Underground is a story about a triangle (two men love one woman), like a good half of the movies made in Hollywood. Yet, of course, it has a little Balkan spin to it: one men after the Second World War became a communist party leader, the other, however, was fighting for the wrong side and feared to be executed after the war, so he hid in a basement. The first man HELPED him stay in that basement for the next 20 years (telling him how safe he was there), while, of course, taking the woman for himself. Suddenly, he takes him out of the basement and tosses him into life. Why? Because there is that time again: a war is in the making. The parable is quite clear: slick Yugoslav communist party leaders did dig the nationalist monsters out of their graves and out of their basements when they needed them to start the war, which ultimately helped THEM stay in power, when the communist regimes in Eastern Europe started to fall apart with a terrifying speed.

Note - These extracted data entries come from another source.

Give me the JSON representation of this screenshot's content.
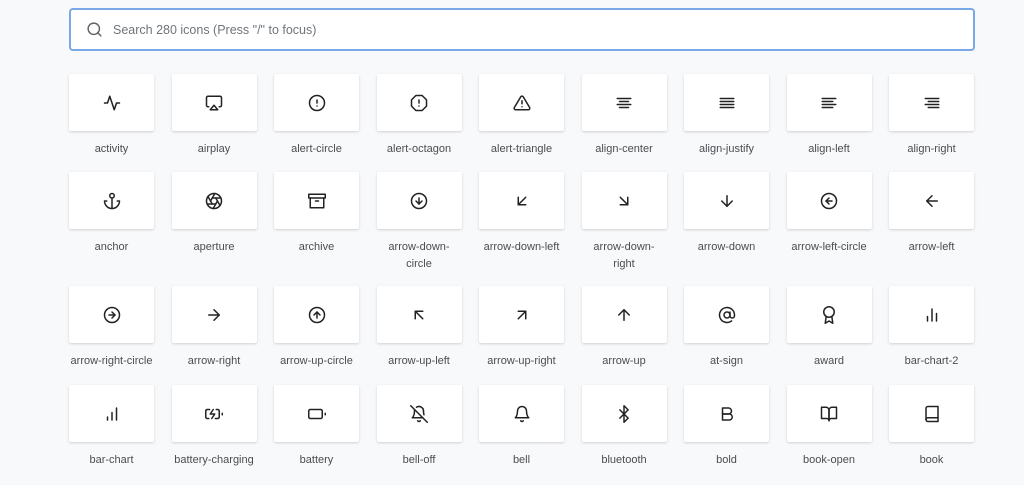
{
  "search": {
    "placeholder": "Search 280 icons (Press \"/\" to focus)",
    "value": ""
  },
  "rows": [
    [
      "activity",
      "airplay",
      "alert-circle",
      "alert-octagon",
      "alert-triangle",
      "align-center",
      "align-justify",
      "align-left",
      "align-right"
    ],
    [
      "anchor",
      "aperture",
      "archive",
      "arrow-down-circle",
      "arrow-down-left",
      "arrow-down-right",
      "arrow-down",
      "arrow-left-circle",
      "arrow-left"
    ],
    [
      "arrow-right-circle",
      "arrow-right",
      "arrow-up-circle",
      "arrow-up-left",
      "arrow-up-right",
      "arrow-up",
      "at-sign",
      "award",
      "bar-chart-2"
    ],
    [
      "bar-chart",
      "battery-charging",
      "battery",
      "bell-off",
      "bell",
      "bluetooth",
      "bold",
      "book-open",
      "book"
    ]
  ],
  "labels": {
    "activity": "activity",
    "airplay": "airplay",
    "alert-circle": "alert-circle",
    "alert-octagon": "alert-octagon",
    "alert-triangle": "alert-triangle",
    "align-center": "align-center",
    "align-justify": "align-justify",
    "align-left": "align-left",
    "align-right": "align-right",
    "anchor": "anchor",
    "aperture": "aperture",
    "archive": "archive",
    "arrow-down-circle": "arrow-down-\ncircle",
    "arrow-down-left": "arrow-down-left",
    "arrow-down-right": "arrow-down-\nright",
    "arrow-down": "arrow-down",
    "arrow-left-circle": "arrow-left-circle",
    "arrow-left": "arrow-left",
    "arrow-right-circle": "arrow-right-circle",
    "arrow-right": "arrow-right",
    "arrow-up-circle": "arrow-up-circle",
    "arrow-up-left": "arrow-up-left",
    "arrow-up-right": "arrow-up-right",
    "arrow-up": "arrow-up",
    "at-sign": "at-sign",
    "award": "award",
    "bar-chart-2": "bar-chart-2",
    "bar-chart": "bar-chart",
    "battery-charging": "battery-charging",
    "battery": "battery",
    "bell-off": "bell-off",
    "bell": "bell",
    "bluetooth": "bluetooth",
    "bold": "bold",
    "book-open": "book-open",
    "book": "book"
  },
  "colors": {
    "search_border": "#7aa7e8",
    "icon_stroke": "#222222",
    "page_bg": "#f8f9fb"
  }
}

In France the film produced a huge debate among intellectual elites: film isn't bad, but should it be shown, given that the filmmaker is a half-way war criminal? The debate however just helped Kusturica collect more revenue at the box offices in Europe. No such luck with the U.S.: a foreign language film that lasts 3 hours and is made by highly controversial author, possibly in a breach of the economic sanctions that the U.S. wanted imposed on Serbia, is simply a bad news for any distributor. Plus, Kusturica's sales people asked $ 3 million. Producers laughing caused a light earthquake in Los Angeles.

Meanwhile, Steven Spielberg thinks of making a movie about Zlata's Diaries, a Bosnian Anne Frank story, grabbing Academy Award winning chance which belonged to Kusturica, but which he threw away with his usual bitter Balkan I-really-like-to-shoot-myself-in-the-foot arrogance, and-what-about-you?